Now did Ah-jin do many terrible things that she should be held accountable for? Yes without a doubt. But I think any inconsistencies in the story or characters were very much intentional because Jun-seo, who was the source of much of our understanding of her, is an unreliable narrator who never truly saw her. so with that in mind, the ending blew me away and I thought this show was excellent. but I think if I’d read the manhwa first, I would have had a hard time because it seems the stories are very very different.
0 1
Replying to Padakiki Dec 6, 2025
Title Dear X
Opinion of someone: Actually the real monster/ psycho of the story is junseo in the Dramaaaa not webtoon : I honestly…

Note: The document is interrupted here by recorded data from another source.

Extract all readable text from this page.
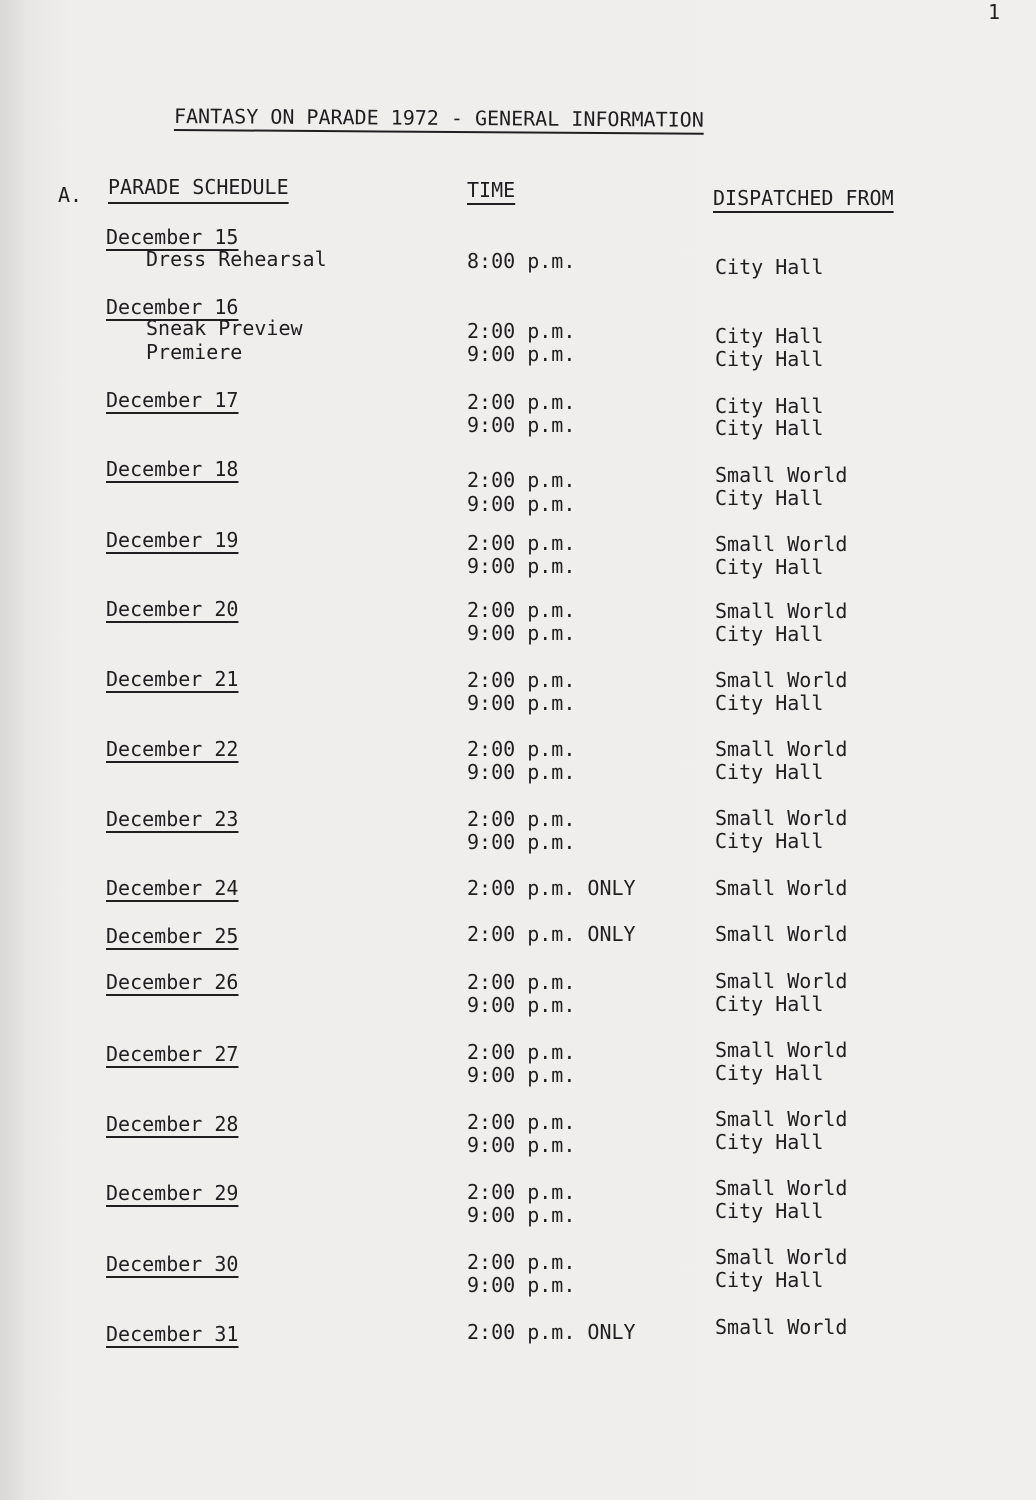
1
FANTASY ON PARADE 1972 - GENERAL INFORMATION
A. PARADE SCHEDULE	TIME	DISPATCHED FROM
December 15
Dress Rehearsal	8:00 p.m.	City Hall
December 16
Sneak Preview	2:00 p.m.	City Hall
Premiere	9:00 p.m.	City Hall
December 17	2:00 p.m.	City Hall
9:00 p.m.	City Hall
December 18	2:00 p.m.	Small World
9:00 p.m.	City Hall
December 19	2:00 p.m.	Small World
9:00 p.m.	City Hall
December 20	2:00 p.m.	Small World
9:00 p.m.	City Hall
December 21	2:00 p.m.	Small World
9:00 p.m.	City Hall
December 22	2:00 p.m.	Small World
9:00 p.m.	City Hall
December 23	2:00 p.m.	Small World
9:00 p.m.	City Hall
December 24	2:00 p.m. ONLY	Small World
December 25	2:00 p.m. ONLY	Small World
December 26	2:00 p.m.	Small World
9:00 p.m.	City Hall
December 27	2:00 p.m.	Small World
9:00 p.m.	City Hall
December 28	2:00 p.m.	Small World
9:00 p.m.	City Hall
December 29	2:00 p.m.	Small World
9:00 p.m.	City Hall
December 30	2:00 p.m.	Small World
9:00 p.m.	City Hall
December 31	2:00 p.m. ONLY	Small World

in the original webtoon, jun-seo’s real “trigger” isn’t moral outrage or any concern for public safety. it’s her pregnancy. when he learns that ah-jin used him to get pregnant and then passed his child off as someone else’s, that’s the moment he unravels. the drama translates this motivation differently but preserves the core psychology: jun-seo is a coward in the sense that he cannot tolerate losing ownership of the narrative—or of ah-jin. he doesn’t want justice, and he doesn’t want accountability. he wants exclusivity. he wants her to need him, and he frames this desire as “saving” her because that is the only way he can justify his own obsession to himself


ultimately, dear x functions as a broader commentary on narrative authority—specifically, on how men attempt to author women’s stories, women’s identities, and even women’s bodies. jun-seo’s fixation is not just personal but symbolic: he believes he is entitled to define ah-jin, to interpret her motives, to claim her body, and to determine the moral framework through which others perceive her. the drama systematically exposes and dismantles that entitlement. ah-jin is unquestionably an antihero, but she is one whose actions reveal the underlying power structures that enabled jun-seo’s control in the first place. in both the webtoon and the adaptation, her resistance—however destructive—becomes a rejection of the very idea that her story can be authored by anyone but herself.